El gobierno mexicano tiene las herramientas necesarias para saber quién es responsable del espionaje denunciado por el NYT

No existe ninguna duda en mi mente de que por lo menos desde los años sesenta, el Estado mexicano espía, vigila, sigue e interviene los teléfonos de sus adversarios, sus críticos y, sobre todo, sus integrantes y adeptos (para que lo sigan siendo). En momentos cruciales, se agudiza la vigilancia; el resto del tiempo, seguramente se lleva a cabo con la misma ineptitud, desidia e impericia que caracteriza a las fuerzas del orden nacionales en otros menesteres. No hay nada nuevo bajo el sol.
Salvo que en el caso del software Pegasus y de la empresa israelí NSO, los descubrieron. Esa es la gran diferencia entre el escándalo revelado por The New York Times y la mayoría de los anteriores, remontándonos a la infame Dirección Federal de Seguridad.
A reserva de que resulte falsa la historia narrada en el largo reportaje del diario neoyorquino el lunes, esta vez un medio de prestigio internacional informa de una estrategia de intervención telefónica y de datos en diez casos concretos –deben ser muchos más– con nombres y apellidos. Los autores consultaron a los afectados, a expertos en “encriptar” y “hackear” celulares, a la empresa fabricante del software, y hasta al gobierno mexicano, que desde luego se hizo el desentendido.
He aquí la segunda característica novedosa de este caso. Normalmente, los gobiernos se rehúsan a responder –desmintiendo o confirmando– casos de espionaje de cualquier índole.

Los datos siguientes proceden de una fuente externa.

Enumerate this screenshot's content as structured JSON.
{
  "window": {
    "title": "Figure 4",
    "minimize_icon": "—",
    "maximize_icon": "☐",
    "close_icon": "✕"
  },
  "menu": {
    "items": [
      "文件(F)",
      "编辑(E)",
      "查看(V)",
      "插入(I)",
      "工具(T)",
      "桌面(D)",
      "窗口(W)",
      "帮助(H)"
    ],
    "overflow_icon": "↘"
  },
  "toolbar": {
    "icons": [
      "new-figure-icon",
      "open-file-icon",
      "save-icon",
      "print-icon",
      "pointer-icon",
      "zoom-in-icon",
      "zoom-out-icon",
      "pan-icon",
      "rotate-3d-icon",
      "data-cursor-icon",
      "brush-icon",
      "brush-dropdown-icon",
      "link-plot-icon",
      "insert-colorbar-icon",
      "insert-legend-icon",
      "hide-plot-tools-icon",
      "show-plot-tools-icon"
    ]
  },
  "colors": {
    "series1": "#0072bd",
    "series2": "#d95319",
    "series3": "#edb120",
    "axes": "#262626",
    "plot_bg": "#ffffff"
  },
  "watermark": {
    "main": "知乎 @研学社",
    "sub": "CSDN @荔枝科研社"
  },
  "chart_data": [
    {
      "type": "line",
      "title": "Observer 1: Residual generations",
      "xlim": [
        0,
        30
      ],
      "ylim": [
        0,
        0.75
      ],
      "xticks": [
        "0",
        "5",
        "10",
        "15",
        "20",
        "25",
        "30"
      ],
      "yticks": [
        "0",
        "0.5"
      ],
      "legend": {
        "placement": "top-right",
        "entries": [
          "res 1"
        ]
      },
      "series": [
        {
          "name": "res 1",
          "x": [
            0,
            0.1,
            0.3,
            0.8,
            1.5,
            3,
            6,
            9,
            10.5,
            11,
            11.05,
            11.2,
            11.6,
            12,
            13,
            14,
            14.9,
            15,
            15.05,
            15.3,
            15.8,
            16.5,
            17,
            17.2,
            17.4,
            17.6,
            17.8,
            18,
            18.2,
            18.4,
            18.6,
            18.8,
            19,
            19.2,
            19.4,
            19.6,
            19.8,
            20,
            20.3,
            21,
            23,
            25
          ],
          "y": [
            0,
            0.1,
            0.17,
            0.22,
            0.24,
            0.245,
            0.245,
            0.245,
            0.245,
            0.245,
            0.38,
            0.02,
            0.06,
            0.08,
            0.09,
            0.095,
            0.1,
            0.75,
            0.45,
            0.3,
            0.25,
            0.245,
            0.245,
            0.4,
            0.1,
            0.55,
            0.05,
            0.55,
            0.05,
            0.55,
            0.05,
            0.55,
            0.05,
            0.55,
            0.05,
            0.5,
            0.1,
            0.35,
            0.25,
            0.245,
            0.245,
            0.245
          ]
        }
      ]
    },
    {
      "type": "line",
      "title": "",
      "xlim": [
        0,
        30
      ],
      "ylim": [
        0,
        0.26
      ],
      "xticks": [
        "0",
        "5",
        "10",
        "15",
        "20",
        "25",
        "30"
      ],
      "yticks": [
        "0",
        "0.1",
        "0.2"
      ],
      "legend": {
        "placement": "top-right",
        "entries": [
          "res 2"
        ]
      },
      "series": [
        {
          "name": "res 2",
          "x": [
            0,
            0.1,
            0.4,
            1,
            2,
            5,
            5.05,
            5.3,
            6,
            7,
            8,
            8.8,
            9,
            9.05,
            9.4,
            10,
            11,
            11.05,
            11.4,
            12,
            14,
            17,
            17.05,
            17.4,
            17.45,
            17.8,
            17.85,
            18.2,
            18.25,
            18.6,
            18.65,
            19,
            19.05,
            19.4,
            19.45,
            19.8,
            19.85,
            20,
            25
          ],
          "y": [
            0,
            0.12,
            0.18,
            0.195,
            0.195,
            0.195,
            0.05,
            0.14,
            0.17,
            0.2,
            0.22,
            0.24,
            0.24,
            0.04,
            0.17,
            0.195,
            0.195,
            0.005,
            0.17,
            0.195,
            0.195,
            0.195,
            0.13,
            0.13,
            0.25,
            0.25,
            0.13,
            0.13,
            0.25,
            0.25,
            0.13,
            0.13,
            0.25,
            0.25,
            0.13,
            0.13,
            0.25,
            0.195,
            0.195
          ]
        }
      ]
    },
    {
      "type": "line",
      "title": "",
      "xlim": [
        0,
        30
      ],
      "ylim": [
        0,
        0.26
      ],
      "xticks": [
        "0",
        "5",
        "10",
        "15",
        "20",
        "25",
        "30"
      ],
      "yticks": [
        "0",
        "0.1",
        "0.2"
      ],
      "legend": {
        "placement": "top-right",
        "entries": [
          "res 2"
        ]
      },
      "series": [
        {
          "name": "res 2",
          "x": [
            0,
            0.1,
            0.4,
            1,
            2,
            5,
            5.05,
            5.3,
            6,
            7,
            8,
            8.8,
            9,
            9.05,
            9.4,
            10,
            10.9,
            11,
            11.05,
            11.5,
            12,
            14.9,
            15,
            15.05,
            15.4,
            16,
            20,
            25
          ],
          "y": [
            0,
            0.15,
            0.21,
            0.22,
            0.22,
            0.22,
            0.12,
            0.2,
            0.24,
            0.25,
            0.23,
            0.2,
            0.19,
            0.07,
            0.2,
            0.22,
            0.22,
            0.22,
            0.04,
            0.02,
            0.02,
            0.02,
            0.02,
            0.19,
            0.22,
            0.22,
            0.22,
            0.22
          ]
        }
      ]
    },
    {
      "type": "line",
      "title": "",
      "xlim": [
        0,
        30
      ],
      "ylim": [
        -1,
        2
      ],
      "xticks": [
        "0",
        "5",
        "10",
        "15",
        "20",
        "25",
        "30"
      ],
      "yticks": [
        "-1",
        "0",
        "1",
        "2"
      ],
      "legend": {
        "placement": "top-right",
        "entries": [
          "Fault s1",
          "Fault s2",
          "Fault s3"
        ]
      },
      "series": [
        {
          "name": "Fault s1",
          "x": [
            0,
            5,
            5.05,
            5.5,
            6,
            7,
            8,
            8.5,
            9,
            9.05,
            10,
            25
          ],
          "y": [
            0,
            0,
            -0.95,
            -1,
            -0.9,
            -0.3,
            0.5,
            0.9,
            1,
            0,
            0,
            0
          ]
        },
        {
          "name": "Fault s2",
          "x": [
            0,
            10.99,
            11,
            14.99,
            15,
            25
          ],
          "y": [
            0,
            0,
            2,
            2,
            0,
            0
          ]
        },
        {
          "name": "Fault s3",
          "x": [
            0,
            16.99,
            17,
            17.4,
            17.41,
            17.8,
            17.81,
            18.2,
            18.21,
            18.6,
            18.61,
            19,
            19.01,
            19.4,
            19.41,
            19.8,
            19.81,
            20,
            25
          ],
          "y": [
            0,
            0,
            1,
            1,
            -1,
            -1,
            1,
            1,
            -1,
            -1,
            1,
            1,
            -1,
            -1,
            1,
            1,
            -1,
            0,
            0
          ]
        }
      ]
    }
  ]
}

Esta vez, el presidente de México, Enrique Peña Nieto no tuvo más remedio que responder.
A través de la oficina de la presidencia, el gobierno de México envió una carta patética al Times, que podría haber sido redactada por Donald Trump. “No hay ninguna prueba de que fuimos nosotros”. E insta a las víctimas a interponer una denuncia ante la Procuraduría General de la República, una de las tres dependencias que adquirió el software en Israel. Solo que, al responder el gobierno mexicano, abre una caja de Pandora que no va a poder cerrar fácilmente.
El gobierno tiene manera de averiguar que sucedió. Sabe exactamente que dependencias compraron Pegasus, sabe cuánto han pagado por sus servicios –65,000 dólares por cada aparato hackeado– y quién tuvo al dispositivo para utilizarlo, en su caso, indebidamente. El hacker no deja huellas en el celular intervenido, pero sí existen necesariamente huellas presupuestales, de cadena de mando, de utilización en oficinas de gobierno, o incluso de alquiler o venta venal del equipo a terceros.
Nadie puede afirmar qué dependencia del gobierno utilizó el software para espiar a los mexicanos y la norteamericana nombrados en el artículo de NYT. Pero si se puede afirmar que el gobierno cuenta con las herramientas necesarias para saber quién fue, aunque se tratara de un esquema más de corrupción de este régimen: un alto funcionario “prestando” el servicio a particulares, o a otros funcionarios, o a políticos externos a la istración pública pero cercanos al partido de gobierno.